If the annual clinical revenue is $500,000 to $750,000 and your appointment schedule is booked out for about two weeks, you may be more selective about which HABPs you’ve contracts with and concentrate on growing the private-pay patient side of your corporation. Block scheduling, assigning HABP patients a selected time that’s less popular with private-pay patients, is a great strategy.
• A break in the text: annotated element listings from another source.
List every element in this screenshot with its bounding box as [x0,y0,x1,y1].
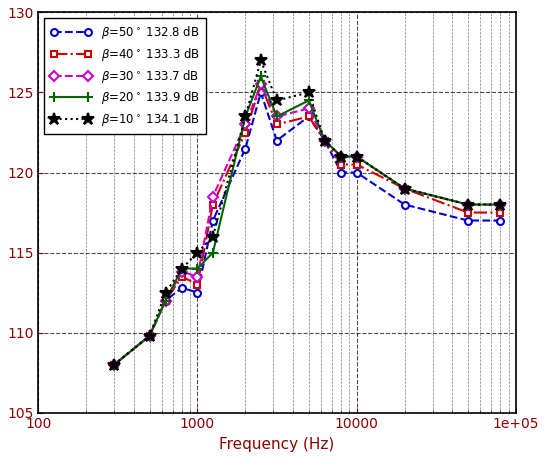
X-axis label: Frequency (Hz): Frequency (Hz) [219,437,335,452]
Legend: $\beta$=50$^\circ$ 132.8 dB, $\beta$=40$^\circ$ 133.3 dB, $\beta$=30$^\circ$ 133: $\beta$=50$^\circ$ 132.8 dB, $\beta$=40$… [44,18,206,134]
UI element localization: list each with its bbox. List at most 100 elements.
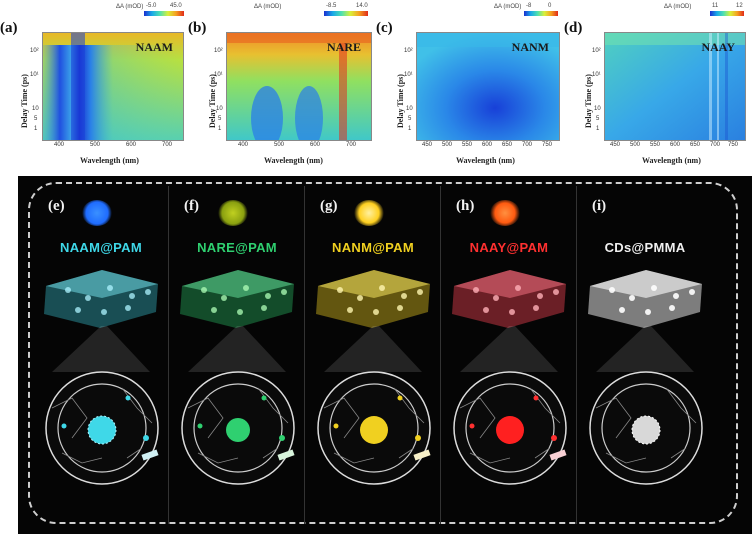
colorbar-min: -8.5 [326,3,337,9]
y-axis-label: Delay Time (ps) [396,74,405,128]
x-tick: 600 [126,142,137,148]
emission-glow [82,200,112,226]
materials-illustration: (e) NAAM@PAM (f) NARE@PAM [18,176,752,534]
panel-label: (c) [376,20,393,36]
panel-a: (a) ΔA (mOD) -5.0 45.0 Delay Time (ps) [0,0,188,172]
polymer-block [452,270,566,328]
x-tick: 450 [422,142,433,148]
colorbar-max: 12 [736,3,743,9]
y-tick: 1 [596,126,600,132]
x-tick: 700 [346,142,357,148]
zoom-wedge [596,326,694,372]
panel-label: (e) [48,198,65,214]
x-tick: 750 [728,142,739,148]
polymer-network-circle [589,371,703,485]
y-tick: 10¹ [404,72,413,78]
colorbar-title: ΔA (mOD) [664,4,692,10]
polymer-network-circle [181,371,295,485]
polymer-block [316,270,430,328]
colorbar-max: 0 [548,3,552,9]
material-name: CDs@PMMA [604,240,686,255]
x-tick: 700 [710,142,721,148]
divider [168,186,169,524]
panel-f: (f) NARE@PAM [168,176,304,534]
y-tick: 10¹ [592,72,601,78]
colorbar-min: -5.0 [146,3,157,9]
x-axis-label: Wavelength (nm) [80,156,139,165]
y-tick: 10² [404,48,413,54]
polymer-network-circle [453,371,567,485]
x-tick: 500 [90,142,101,148]
y-axis-label: Delay Time (ps) [20,74,29,128]
y-tick: 1 [218,126,222,132]
x-tick: 400 [54,142,65,148]
sample-name: NANM [511,40,549,54]
divider [576,186,577,524]
y-tick: 5 [218,116,222,122]
material-name: NARE@PAM [197,240,277,255]
x-tick: 500 [630,142,641,148]
zoom-wedge [324,326,422,372]
colorbar-title: ΔA (mOD) [494,4,522,10]
x-tick: 550 [650,142,661,148]
panel-e: (e) NAAM@PAM [32,176,168,534]
polymer-network-circle [317,371,431,485]
y-tick: 10 [32,106,39,112]
sample-name: NARE [326,40,361,54]
x-tick: 600 [482,142,493,148]
panel-g: (g) NANM@PAM [304,176,440,534]
panel-label: (g) [320,198,338,214]
y-tick: 5 [408,116,412,122]
x-tick: 600 [310,142,321,148]
heatmap-plot: NANM [416,32,560,141]
x-tick: 650 [502,142,513,148]
dashed-frame [28,182,738,524]
y-tick: 10² [30,48,39,54]
panel-h: (h) NAAY@PAM [440,176,576,534]
colorbar [324,11,368,16]
zoom-wedge [52,326,150,372]
zoom-wedge [460,326,558,372]
material-name: NAAM@PAM [60,240,142,255]
emission-glow [218,200,248,226]
colorbar-min: -8 [526,3,532,9]
panel-label: (i) [592,198,607,214]
x-tick: 500 [442,142,453,148]
x-axis-label: Wavelength (nm) [264,156,323,165]
polymer-block [588,270,702,328]
panel-label: (a) [0,20,18,36]
transient-absorption-figure: (a) ΔA (mOD) -5.0 45.0 Delay Time (ps) [0,0,752,172]
y-tick: 5 [34,116,38,122]
colorbar-title: ΔA (mOD) [116,4,144,10]
emission-glow [354,200,384,226]
colorbar [524,11,558,16]
divider [304,186,305,524]
y-tick: 10¹ [30,72,39,78]
colorbar [144,11,184,16]
x-tick: 750 [542,142,553,148]
y-tick: 10 [594,106,601,112]
panel-label: (h) [456,198,475,214]
y-axis-label: Delay Time (ps) [208,74,217,128]
y-tick: 10¹ [214,72,223,78]
x-axis-label: Wavelength (nm) [642,156,701,165]
panel-label: (d) [564,20,583,36]
sample-name: NAAM [135,40,173,54]
colorbar-max: 14.0 [356,3,368,9]
heatmap-plot: NARE [226,32,372,141]
x-tick: 500 [274,142,285,148]
y-tick: 10² [592,48,601,54]
sample-name: NAAY [701,40,735,54]
y-tick: 10 [406,106,413,112]
panel-i: (i) CDs@PMMA [576,176,712,534]
y-tick: 5 [596,116,600,122]
colorbar [710,11,744,16]
divider [440,186,441,524]
polymer-block [44,270,158,328]
y-tick: 10 [216,106,223,112]
zoom-wedge [188,326,286,372]
y-tick: 1 [34,126,38,132]
panel-d: (d) ΔA (mOD) 11 12 Delay Time (ps) NAAY … [564,0,752,172]
panel-label: (b) [188,20,207,36]
x-tick: 600 [670,142,681,148]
Also, consider utilizing an audiology tech to offer as many services as legally possible to HABP patients to free you as much as see private-pay patients.
In case your clinic’s annual revenue is $750,000 or greater and your schedule is booked out for roughly three weeks or more, you may most definitely concentrate on private-pay patients and physician referrals only and judge to be out-of-network for the HABP contracts.
Above all else, remember which you can’t give away your services without cost and expect to stay in business. You don’t need to cut back your level of service, but you do need to teach patients and ask them to pay for non-covered services. This implies using planned materials, planned talk tracks, staff training, and good execution. Developing a solid technique to manage HABP patients effectively while still providing them with the choice of the medical model of care is essential to keeping your patients’ hearing and your practice’s funds healthy.